Now, what does all this recounting my miserable days have to do with anything? Why should anyone even care? My point is, that everyone has miserable days; being a devoted follower of Jesus Christ in no way guarantees only carefree days. The challenge is, what will you do with your miserable day? How will I handle my miserable days in 2008 and beyond?
These Scriptures were brought to my memory. Let them encourage you as they have me . . .
“. . . He has said, “I will never leave you nor forsake you.” So we can confidently say, “The Lord is my helper; I will not fear; what can man do to me?” (Hebrews 13:5,6 ESV)
God is there — in burnt chicken, in bad days, in pain flares, in fatigue, it doesn’t matter — God is there, and He will never leave.
Even though I walk through the valley of the shadow of death, I will fear no evil, for you are with me; your rod and your staff, they comfort me. (Psalm 23:4 ESV)
Now, I’m not saying I was at death’s door, certainly. My point is, even if I were, God would be there!
For we do not want you to be ignorant, brothers, of the affliction we experienced in Asia. For we were so utterly burdened beyond our strength that we despaired of life itself. Indeed, we felt that we had received the sentence of death. But that was to make us rely not on ourselves but on God who raises the dead. He delivered us from such a deadly peril, and he will deliver us. On him we have set our hope that he will deliver us again. You also must help us by prayer, so that many will give thanks on our behalf for the blessing granted us through the prayers of many. (2 Corinthians 1:8-11 ESV)
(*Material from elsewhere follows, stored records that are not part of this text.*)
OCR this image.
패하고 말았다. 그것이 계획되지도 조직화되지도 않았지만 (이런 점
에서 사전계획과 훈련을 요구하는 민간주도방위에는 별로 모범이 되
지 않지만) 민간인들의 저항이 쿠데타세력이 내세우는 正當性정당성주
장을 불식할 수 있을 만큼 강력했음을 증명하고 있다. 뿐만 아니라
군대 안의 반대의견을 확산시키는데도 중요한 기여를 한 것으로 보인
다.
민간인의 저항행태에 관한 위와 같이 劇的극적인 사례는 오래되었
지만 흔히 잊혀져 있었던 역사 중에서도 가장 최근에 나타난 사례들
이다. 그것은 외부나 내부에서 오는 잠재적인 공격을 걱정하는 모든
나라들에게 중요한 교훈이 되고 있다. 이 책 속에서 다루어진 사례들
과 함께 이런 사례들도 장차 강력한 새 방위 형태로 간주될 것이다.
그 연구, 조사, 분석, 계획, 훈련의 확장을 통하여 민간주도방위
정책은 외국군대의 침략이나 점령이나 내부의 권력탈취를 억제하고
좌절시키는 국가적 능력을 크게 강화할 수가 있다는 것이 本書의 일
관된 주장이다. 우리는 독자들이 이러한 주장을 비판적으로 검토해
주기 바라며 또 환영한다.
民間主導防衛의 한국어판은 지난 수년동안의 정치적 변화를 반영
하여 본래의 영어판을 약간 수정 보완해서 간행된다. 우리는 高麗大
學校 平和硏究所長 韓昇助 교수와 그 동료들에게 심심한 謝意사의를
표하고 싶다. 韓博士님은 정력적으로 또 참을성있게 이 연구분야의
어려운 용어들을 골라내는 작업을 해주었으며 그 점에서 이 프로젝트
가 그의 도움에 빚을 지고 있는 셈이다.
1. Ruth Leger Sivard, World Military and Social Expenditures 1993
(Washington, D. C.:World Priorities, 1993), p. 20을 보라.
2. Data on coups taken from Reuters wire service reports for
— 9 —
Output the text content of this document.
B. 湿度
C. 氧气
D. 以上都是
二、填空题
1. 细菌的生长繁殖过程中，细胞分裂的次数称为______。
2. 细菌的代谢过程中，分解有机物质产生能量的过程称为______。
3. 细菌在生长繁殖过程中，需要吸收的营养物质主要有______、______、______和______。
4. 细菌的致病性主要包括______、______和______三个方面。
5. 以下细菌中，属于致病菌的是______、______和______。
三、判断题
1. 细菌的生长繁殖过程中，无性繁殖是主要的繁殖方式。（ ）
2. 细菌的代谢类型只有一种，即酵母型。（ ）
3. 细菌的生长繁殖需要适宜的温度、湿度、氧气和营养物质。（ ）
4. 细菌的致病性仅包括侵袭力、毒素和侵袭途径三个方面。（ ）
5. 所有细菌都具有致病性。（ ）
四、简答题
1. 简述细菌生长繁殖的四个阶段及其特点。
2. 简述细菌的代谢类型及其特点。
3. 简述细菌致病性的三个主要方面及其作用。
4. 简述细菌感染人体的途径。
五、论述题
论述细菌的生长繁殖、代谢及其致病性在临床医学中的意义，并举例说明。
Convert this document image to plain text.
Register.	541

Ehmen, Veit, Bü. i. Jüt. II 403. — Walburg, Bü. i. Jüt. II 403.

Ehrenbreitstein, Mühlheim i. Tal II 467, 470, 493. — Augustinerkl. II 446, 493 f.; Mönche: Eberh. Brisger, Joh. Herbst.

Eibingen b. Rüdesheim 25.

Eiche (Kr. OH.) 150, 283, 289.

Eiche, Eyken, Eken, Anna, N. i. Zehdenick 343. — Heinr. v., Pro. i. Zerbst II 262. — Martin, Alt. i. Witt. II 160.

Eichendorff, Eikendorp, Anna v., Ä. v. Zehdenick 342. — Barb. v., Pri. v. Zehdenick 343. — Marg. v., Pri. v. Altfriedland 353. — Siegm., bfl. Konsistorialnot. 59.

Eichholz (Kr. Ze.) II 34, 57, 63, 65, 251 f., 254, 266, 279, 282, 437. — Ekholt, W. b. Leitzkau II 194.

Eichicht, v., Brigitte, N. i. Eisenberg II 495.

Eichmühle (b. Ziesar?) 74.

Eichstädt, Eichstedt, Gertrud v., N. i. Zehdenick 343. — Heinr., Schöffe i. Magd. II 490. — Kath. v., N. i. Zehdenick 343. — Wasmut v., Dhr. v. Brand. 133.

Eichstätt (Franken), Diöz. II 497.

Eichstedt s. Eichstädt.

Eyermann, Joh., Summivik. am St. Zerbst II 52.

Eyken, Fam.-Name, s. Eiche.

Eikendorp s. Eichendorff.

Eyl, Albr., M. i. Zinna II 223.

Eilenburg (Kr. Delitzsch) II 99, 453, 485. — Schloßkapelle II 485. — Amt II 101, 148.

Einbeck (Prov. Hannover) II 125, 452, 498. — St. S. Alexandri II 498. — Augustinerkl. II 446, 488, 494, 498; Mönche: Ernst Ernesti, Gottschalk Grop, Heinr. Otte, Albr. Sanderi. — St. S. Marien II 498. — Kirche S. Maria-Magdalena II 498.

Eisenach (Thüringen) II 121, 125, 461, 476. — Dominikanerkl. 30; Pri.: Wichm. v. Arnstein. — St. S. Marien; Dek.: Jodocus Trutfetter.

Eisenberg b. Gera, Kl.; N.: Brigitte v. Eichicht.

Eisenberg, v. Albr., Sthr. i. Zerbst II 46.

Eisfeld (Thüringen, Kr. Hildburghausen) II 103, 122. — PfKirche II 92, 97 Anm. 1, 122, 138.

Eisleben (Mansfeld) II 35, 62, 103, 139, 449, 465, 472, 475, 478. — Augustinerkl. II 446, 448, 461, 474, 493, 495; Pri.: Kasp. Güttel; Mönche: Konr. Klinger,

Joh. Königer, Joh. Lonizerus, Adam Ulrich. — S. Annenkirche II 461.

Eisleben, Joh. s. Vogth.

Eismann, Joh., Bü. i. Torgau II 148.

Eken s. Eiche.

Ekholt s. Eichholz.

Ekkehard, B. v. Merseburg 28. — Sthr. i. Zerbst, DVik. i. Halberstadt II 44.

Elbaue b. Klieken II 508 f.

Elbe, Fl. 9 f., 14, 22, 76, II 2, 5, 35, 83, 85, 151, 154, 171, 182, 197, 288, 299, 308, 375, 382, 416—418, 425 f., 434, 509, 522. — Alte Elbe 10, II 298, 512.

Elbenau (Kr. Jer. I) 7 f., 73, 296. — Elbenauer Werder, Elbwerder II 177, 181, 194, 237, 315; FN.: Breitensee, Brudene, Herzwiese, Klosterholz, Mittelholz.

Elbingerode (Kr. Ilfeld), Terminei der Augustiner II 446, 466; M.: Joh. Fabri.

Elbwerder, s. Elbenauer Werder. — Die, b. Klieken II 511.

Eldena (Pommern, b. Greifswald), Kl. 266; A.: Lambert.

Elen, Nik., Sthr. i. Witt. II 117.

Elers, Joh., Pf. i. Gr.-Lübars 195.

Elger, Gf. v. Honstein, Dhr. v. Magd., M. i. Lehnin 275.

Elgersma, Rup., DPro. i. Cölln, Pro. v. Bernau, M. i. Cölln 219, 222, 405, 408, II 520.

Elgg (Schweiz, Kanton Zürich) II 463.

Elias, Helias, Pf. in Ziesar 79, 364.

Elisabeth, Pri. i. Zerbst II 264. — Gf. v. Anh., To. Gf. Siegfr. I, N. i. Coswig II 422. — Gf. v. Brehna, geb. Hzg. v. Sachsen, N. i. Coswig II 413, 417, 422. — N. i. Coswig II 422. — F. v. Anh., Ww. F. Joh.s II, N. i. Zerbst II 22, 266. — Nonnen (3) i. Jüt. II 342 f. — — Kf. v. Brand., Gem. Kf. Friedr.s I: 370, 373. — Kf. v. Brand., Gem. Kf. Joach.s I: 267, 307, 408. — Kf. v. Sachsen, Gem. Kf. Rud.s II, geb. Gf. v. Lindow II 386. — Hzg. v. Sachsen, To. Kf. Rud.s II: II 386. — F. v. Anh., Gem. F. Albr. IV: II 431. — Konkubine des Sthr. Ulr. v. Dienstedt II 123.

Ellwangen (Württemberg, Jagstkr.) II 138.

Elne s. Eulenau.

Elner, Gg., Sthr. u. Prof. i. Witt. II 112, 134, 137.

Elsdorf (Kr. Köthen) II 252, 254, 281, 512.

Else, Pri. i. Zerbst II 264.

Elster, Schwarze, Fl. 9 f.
I read this passage so many times, and am encouraged and challenged so much. Oftentimes I find myself in a place where I just don’t think I have the mental strength or the emotional strength or the physical strength to go on. The fact is, often I don’t — but that overwhelmedness is to remind me that “without Him I can do nothing” and I must rely on God and not on my own abilities. The power that God gives is His power, and He raised the dead to life!
Are not five sparrows sold for two pennies? And not one of them is forgotten before God. Why, even the hairs of your head are all numbered. Fear not; you are of more value than many sparrows. (Luke 12:6,7 ESV)
Ok, so I had to have a bird story in here somewhere! If God knows every detail of every sparrow’s life, then God certainly knows (and cares) about every detail of my life. He knows my miserable days. He ordains them to remind me that I must trust Him and not rely on my own strength. I don’t ever have to feel abandoned or neglected — God is always there, He sees everything, and He knows everything about me. He cares so much for me, and I do know that. I’m so glad He is faithful to remind me.
Thank you, God, for Your ever presence. Thank you for caring so much for me. Thank you for giving me Your Word, to remind me of Your constant love. And, please — You know exactly where Susie is; would You please bring her home?